I understand why Sacramento spendthrifts are afraid to reveal the truth to voters-these taxes would affect every Californian in very real ways.  Sometimes the truth is painful.

Prop 1A would increase statewide sales taxes from 7.25% to 8.25%, almost a 14% increase.  In Los Angeles County, this would raise the sales taxes to a staggering ten cents for every dollar they spend.  This is certainly not the proper incentive to jump start consumer spending during an ailing economy.

Income taxes will increase by a quarter of a percent while child tax credits will decrease from $400 dollars to $100 dollars, essentially a $300 per child tax increase.  These taxes will hit families the hardest, making it even more difficult to raise a family in California.

Finally, Prop 1A would nearly double the much despised Car Tax, or vehicle license fee.

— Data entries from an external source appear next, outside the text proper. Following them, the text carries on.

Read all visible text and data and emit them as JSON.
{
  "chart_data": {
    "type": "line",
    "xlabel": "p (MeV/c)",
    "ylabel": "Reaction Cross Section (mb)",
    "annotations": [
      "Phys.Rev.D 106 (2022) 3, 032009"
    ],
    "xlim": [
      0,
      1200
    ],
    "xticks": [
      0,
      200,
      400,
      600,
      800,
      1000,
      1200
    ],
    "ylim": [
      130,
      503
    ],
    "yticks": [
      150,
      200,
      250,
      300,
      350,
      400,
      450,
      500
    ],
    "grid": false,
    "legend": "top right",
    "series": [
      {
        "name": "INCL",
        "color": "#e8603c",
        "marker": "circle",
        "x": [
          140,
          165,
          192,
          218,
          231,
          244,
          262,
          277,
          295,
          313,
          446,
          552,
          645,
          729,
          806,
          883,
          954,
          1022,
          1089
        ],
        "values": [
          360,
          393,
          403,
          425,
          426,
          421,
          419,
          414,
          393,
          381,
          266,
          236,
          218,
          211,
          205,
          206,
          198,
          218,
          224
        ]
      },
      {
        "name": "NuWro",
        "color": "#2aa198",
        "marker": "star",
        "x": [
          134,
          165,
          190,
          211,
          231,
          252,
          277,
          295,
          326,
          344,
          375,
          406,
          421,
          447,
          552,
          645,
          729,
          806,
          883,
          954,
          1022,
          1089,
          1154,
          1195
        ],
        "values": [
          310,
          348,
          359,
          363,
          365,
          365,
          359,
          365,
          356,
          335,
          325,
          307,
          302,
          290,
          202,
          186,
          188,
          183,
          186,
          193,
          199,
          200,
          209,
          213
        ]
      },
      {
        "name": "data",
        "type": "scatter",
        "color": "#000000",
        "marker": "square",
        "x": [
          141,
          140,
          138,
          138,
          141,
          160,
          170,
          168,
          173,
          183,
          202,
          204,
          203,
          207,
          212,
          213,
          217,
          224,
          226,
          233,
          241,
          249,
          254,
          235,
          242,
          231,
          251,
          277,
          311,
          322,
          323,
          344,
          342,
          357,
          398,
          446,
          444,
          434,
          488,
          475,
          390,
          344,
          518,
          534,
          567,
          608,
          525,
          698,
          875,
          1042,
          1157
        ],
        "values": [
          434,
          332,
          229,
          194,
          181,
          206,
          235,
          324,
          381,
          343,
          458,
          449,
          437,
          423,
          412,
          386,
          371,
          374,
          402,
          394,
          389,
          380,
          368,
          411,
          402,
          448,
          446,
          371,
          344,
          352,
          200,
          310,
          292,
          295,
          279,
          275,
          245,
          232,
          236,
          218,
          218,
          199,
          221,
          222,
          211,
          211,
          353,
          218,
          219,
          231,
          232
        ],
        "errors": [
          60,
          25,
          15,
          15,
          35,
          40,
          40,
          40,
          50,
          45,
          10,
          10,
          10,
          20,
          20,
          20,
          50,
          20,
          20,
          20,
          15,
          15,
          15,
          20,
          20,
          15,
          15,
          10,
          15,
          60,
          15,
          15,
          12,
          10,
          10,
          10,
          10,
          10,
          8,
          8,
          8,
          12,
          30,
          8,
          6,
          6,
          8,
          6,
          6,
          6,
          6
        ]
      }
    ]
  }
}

The average family would pay an additional $130, or about a week and a half of groceries.  Ironically, the Governor signed a budget raising the Car Tax that he first campaigned to repeal.

The best spending cap would have been Republican legislators refusing to vote for tax increases and using their 2/3 vote to restrain spending.  Any meaningful spending limit on the ballot will always get defeated by the special interests or will come at too high a price-like Prop 1A.

The taxes to sustain this spending will take $16 billion out of the economy-which means fewer consumer purchases, less investment, and no job creation.  While California government takes more of your money, the hardships of the average citizen will be prolonged as the economic growth and expansion will be stunted by taxes.  This is the most consequential tax policy change in decades, and Democrats and their Republican accomplices want to make sure you do not know about it.